In this press release IRDAI also announced release of ‘Arogya Sanjeevani’ health insurance policy and issued clearance to 29 general and health insurance companies to market it. It was further clarified that ‘Arogya Sanjeevani’ policy offered by those 29 notified companies, covered the hospitalization treatment costs of COVID-19.
While extending the lockdown, the Government on April 15, 2020, introduced certain relaxations and permitted industrial and commercial establishments, workplaces, offices, etc. to resume operations provided they implement standard operating procedures (SOP) prescribed by it. Interestingly, by way of SOP, the Government mandated medical insurance cover for the workers by offices, factories and other establishments before resuming functions. Following suit, IRDAI on April 16, 2020, suggested to the insurance companies to ‘offer comprehensive health insurance policies either to individuals or groups in order to enable the listed organizations, employers and establishments to comply with the above referred directions’.

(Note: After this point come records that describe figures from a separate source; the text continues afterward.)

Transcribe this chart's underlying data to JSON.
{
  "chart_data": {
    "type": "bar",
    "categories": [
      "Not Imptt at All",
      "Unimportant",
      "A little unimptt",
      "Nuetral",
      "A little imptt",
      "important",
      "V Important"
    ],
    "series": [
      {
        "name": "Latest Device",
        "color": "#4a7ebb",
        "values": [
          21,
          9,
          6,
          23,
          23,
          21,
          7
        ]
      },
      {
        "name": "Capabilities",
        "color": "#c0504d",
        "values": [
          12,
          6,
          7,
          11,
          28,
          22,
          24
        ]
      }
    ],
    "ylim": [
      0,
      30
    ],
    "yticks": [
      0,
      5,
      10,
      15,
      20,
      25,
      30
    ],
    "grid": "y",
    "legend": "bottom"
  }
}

To alleviate pressure of the healthcare infrastructure, IRDAI on April 18, 2020, issued norms for fast-tracking the handling of health insurance claims. For example, decisions regarding authorization for cashless treatment and final discharge shall be communicated to the hospital within 2 hours from the time of receipt of authorization or final bill respectively.
Be that as it may, social media, text messages, news channels etc., continue to spread fear of the unknown from COVID-19 and unaffordability of its treatment. Reportedly, availing a ventilator or intensive care facility in a private hospital could cost one around INR 50,000/day to INR 1 lac/day and INR 5 lacs respectively, at the minimum. While the health care warriors are battling it out in the hospitals, to reduce their burden, IRDAI, on June 11, 2020, issued guidelines advising insurers to cover telemedicine consultation claims wherever consultation with medical practitioners is otherwise allowed under the policy.

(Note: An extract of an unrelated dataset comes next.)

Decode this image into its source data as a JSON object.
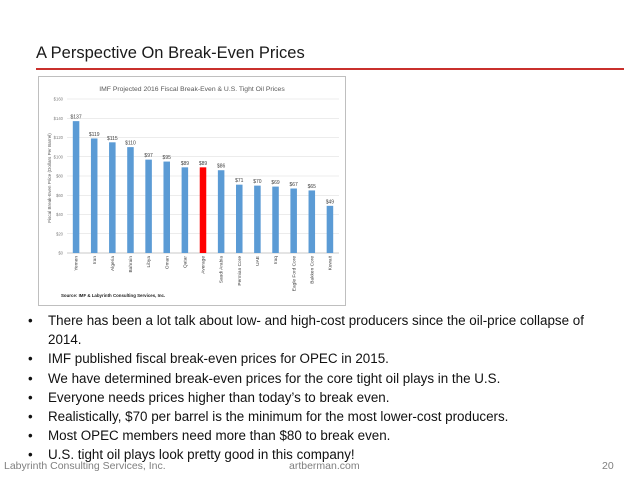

With all this information and knowledge of the subject, I browsed the Internet for hours looking for the ‘right’ policy which would offer coverage during the present COVID-19 times. Rather than clearing my confusion, it added to it. There are various parameters that decide the rate of the premium under the policy, age, risk of exposure, existing morbidities, whether one has contracted COVID-19, etc.
Notably, it is seen that the usual rate of premium of these policies is also increasing due to the increase in the associated risk i.e. due to rapid spread of the virus. In all these policies, there is a starting cooling-off period, which is usually 30-60 days from the date of the policy. Within this period even if one contracts any ailment including COVID-19, the same would not be covered by the policy. The medical check-up requirement before buying the policy varies depending on one’s age. If the person is younger, then usually this requirement is dispensed with. Additionally, due to COVID-19, this requirement is seen to be relaxed/waived due to the lockdown or the spread of the virus.
In the end, the only question I ended up asking myself is how much ‘cover’ is enough? This question would probably always be a subject-matter of speculation. But the realist in me decided to buy a general health insurance policy with a reasonable cover which covered COVID-19, rather than only a COVID-19 specific policy. If the present situation has taught us anything, it is that anything can happen at any time.
Jayashree Parihar is a Senior Associate at PSL Advocates & Solicitors.